One extinguisher stationary, feeding two nozzles in the bay, remotely operated from the cabin area with a mechanical backup. Second one as originally intended.



Here is the system that I am planning on using (when I get around to it):

http://www.firecharger.com/index.html

It is a AFFF (Aqueous Film Forming Foam) type system. I have talked to the Firecharger people about hazardous cleanup fees should I discharge the system in a populated area (for example) and whether the chemicals involved are corrosive. I have been told that this is the same foam recipe that the fire departments use on a daily basis, just on a smaller scale. When asked what the scene of a discharge would look like, I was told that it looks mostly like water with some slight foaming after the fact. Supposedly corrosion is not much of a problem if the area (mainly bare metals) is hosed off with water within a week of discharge. The bottles are completely owner rechargable.

The only downside to this system (that I could find besides the clean-up) is that it is water based, so if a user lives in a colder climate, it might not be the best choice. Although it does get cold enough to freeze here in Seattle, it is generally not that cold. The bottle placement would be under the rear seat (where it has also been insulated) where I'm pretty confident that it will never see freezing temps.

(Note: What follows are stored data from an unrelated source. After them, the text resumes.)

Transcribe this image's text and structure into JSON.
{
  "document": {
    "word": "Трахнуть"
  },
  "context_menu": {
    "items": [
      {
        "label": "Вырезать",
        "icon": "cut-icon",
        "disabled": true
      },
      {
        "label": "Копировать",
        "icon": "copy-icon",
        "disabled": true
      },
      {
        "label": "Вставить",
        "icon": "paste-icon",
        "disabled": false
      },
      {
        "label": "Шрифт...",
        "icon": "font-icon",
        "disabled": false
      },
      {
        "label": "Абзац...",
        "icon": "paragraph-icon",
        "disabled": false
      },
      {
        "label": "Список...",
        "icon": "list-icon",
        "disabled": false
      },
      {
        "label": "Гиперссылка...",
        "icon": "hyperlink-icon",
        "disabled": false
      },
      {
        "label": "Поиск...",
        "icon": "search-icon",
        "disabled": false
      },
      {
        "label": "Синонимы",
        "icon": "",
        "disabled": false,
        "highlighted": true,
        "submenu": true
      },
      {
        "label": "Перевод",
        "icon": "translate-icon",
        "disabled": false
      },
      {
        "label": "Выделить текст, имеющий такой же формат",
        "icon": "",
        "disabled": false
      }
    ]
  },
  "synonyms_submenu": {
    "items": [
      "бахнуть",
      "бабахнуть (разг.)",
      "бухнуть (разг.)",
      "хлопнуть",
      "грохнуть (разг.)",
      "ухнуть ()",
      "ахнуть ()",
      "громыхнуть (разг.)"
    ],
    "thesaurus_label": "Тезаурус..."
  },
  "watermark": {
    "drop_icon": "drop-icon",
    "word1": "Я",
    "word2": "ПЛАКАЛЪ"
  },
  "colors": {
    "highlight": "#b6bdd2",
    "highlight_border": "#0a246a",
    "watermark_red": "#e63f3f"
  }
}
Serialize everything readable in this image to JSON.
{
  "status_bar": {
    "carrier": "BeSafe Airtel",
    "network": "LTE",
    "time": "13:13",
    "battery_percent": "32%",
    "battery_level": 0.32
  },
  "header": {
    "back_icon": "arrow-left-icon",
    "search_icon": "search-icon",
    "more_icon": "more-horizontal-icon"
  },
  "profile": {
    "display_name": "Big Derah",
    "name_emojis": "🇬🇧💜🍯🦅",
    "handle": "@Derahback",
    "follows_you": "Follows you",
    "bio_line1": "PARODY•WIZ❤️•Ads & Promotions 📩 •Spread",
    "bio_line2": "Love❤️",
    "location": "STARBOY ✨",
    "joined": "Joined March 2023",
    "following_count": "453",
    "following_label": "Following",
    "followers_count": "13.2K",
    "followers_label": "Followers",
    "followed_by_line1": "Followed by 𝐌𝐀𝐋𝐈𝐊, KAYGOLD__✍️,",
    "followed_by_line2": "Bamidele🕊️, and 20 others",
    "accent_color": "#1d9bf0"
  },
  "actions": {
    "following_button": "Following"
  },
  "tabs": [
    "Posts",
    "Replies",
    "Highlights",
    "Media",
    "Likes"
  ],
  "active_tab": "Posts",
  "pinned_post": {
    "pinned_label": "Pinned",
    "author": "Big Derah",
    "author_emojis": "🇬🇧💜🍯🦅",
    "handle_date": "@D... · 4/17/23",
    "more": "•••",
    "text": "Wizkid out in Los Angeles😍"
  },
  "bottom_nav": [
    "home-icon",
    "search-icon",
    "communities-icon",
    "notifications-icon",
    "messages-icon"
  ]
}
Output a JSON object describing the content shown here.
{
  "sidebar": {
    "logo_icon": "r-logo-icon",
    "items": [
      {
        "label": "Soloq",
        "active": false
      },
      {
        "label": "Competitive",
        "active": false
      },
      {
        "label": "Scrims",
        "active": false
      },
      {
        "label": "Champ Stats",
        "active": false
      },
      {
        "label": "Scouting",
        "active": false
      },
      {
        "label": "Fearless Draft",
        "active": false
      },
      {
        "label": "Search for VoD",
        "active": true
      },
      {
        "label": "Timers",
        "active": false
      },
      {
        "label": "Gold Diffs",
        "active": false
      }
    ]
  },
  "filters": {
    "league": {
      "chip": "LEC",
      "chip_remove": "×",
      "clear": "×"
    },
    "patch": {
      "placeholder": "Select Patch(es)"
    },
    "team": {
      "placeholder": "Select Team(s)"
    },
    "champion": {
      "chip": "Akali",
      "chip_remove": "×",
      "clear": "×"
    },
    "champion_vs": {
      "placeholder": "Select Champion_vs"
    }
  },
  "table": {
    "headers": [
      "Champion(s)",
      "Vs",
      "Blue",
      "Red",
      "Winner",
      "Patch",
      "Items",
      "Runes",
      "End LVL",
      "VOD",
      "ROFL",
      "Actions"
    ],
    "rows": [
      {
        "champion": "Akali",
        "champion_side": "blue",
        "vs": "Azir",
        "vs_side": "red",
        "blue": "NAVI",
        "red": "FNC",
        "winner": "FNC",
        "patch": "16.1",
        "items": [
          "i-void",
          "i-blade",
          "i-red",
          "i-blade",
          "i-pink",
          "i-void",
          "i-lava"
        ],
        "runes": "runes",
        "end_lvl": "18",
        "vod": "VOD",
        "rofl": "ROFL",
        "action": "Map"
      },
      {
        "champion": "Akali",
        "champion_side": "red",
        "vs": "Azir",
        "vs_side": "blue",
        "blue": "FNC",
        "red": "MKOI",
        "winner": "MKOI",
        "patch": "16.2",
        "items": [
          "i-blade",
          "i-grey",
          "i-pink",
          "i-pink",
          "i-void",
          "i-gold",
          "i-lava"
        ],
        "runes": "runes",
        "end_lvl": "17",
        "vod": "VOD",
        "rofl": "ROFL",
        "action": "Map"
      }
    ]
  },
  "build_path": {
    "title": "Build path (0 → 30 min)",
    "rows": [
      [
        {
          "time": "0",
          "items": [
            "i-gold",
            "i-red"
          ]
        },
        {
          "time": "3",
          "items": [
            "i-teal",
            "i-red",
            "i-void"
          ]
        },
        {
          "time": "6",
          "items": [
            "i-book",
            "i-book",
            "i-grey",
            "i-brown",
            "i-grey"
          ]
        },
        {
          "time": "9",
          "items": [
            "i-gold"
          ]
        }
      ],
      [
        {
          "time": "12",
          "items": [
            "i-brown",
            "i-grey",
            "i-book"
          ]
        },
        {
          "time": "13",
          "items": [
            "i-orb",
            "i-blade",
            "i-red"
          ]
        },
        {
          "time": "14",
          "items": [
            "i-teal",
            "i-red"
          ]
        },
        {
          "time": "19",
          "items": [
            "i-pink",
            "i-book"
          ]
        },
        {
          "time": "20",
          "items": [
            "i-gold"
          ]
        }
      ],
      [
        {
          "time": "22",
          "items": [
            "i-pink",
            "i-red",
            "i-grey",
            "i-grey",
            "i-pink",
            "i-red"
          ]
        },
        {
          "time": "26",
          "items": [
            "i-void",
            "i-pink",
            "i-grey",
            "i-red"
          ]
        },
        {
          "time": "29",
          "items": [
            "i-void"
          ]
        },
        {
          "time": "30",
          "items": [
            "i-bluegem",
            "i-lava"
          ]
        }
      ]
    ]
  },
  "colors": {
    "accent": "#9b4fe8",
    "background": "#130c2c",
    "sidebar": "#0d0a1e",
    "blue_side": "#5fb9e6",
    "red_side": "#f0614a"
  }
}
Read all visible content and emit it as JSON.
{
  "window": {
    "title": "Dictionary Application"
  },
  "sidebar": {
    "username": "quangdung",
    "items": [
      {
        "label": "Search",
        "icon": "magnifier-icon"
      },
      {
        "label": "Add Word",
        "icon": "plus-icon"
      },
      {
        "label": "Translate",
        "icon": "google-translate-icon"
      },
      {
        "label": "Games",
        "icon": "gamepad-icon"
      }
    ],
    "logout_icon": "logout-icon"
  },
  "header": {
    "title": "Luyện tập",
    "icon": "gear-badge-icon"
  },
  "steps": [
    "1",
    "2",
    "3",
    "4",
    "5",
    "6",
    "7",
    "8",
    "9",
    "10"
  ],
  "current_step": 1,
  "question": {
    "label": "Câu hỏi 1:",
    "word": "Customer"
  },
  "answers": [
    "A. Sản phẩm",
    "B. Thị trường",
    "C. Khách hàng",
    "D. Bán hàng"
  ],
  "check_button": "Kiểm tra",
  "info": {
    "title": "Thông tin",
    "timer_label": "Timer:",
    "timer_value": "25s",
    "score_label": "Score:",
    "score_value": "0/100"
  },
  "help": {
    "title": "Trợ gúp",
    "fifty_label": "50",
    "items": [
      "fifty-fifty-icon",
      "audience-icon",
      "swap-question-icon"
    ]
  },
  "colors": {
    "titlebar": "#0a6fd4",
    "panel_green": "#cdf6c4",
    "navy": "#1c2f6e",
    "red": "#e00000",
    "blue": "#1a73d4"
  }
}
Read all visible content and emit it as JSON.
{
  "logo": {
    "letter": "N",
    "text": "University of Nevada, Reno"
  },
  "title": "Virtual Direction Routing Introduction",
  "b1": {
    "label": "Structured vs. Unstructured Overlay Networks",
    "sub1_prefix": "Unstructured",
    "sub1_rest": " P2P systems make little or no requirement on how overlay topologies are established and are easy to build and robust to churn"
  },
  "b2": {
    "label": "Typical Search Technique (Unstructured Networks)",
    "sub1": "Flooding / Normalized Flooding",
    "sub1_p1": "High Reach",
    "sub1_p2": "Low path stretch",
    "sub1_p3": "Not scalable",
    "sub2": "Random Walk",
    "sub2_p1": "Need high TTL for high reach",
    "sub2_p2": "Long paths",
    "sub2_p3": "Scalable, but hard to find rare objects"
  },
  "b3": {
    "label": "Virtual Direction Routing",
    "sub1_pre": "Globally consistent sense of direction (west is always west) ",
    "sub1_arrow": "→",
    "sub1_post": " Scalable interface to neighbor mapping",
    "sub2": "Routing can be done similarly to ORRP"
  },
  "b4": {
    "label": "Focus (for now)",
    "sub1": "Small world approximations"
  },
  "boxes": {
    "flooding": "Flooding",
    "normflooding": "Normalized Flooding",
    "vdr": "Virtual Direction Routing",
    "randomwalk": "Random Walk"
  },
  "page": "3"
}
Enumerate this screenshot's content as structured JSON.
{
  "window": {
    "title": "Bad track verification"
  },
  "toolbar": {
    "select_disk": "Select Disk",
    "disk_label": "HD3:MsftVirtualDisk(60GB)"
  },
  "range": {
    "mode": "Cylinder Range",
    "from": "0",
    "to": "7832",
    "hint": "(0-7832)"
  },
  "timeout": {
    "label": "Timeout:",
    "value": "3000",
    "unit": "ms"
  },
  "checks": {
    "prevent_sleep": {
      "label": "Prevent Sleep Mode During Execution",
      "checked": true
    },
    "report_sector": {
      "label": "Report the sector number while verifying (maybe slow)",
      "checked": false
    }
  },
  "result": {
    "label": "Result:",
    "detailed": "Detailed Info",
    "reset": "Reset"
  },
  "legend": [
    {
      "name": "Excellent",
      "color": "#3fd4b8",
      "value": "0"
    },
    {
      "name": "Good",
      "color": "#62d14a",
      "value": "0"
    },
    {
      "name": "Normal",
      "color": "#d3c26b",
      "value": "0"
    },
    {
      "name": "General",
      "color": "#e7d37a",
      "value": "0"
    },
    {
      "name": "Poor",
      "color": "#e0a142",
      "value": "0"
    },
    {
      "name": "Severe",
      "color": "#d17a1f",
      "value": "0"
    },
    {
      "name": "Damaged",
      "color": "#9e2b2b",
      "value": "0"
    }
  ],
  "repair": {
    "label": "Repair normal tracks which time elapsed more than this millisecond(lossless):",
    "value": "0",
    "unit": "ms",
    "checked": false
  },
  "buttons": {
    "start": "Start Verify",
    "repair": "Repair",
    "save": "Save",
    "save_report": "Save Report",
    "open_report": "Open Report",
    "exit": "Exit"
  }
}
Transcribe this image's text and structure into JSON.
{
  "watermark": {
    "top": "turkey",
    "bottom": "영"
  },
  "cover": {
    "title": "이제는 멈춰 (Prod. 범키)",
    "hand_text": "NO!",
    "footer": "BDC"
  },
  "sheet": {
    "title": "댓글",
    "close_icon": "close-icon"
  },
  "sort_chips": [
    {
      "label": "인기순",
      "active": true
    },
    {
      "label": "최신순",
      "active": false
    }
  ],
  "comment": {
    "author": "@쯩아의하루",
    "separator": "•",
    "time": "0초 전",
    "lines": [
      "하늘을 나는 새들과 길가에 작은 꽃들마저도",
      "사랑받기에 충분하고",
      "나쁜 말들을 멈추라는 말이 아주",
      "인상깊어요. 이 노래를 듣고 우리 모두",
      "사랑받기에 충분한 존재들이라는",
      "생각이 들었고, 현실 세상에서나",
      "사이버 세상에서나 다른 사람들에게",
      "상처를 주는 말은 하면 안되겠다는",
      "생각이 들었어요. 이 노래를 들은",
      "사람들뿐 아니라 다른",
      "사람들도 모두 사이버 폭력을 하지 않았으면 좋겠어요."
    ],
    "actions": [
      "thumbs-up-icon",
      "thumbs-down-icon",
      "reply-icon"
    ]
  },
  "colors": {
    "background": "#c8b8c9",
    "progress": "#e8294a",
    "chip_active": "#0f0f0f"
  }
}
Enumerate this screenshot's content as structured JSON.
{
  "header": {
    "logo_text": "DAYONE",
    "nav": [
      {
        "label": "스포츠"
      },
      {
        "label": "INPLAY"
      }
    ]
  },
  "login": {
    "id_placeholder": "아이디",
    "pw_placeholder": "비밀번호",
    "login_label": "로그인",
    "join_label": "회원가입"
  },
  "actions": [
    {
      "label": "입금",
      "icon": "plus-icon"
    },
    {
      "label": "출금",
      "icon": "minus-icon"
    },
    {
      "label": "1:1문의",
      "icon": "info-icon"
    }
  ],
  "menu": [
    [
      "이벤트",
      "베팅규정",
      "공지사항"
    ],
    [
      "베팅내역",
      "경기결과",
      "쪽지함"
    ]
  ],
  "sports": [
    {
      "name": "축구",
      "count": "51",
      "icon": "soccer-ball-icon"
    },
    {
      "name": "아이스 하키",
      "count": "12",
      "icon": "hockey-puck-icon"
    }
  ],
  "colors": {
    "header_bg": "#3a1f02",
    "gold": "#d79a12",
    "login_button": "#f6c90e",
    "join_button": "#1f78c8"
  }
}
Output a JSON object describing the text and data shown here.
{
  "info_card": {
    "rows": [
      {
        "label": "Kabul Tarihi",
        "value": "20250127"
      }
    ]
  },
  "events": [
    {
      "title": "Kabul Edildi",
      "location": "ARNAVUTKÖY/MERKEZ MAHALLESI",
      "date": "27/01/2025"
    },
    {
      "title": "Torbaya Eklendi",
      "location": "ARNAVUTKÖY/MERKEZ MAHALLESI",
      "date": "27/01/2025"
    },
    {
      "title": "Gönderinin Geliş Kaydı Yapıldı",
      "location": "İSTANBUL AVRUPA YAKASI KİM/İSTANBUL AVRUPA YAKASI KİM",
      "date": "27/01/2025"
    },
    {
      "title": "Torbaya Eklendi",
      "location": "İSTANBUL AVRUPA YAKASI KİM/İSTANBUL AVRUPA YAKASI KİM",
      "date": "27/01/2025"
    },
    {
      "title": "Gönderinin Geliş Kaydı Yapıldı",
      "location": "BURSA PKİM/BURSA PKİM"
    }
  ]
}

For colder climates, FireBottle sells a similar manually operated remote system that is Halon based.

http://www.hrpworld.net/index.cfm?form_prod_id=294,587_735&action=product

I have placed a call to FireBottle about the Halon phase-out and have been told that the newer systems use FE-241 which is still compliant.

Another interesting product is The Stinger made by Sea-Fire. It is an automaticlly discharged system that uses thin tube that mounted in the engine compartment. This tube ruptures at 175 F discharging it's FM-200 based agent. Kind of spendy though.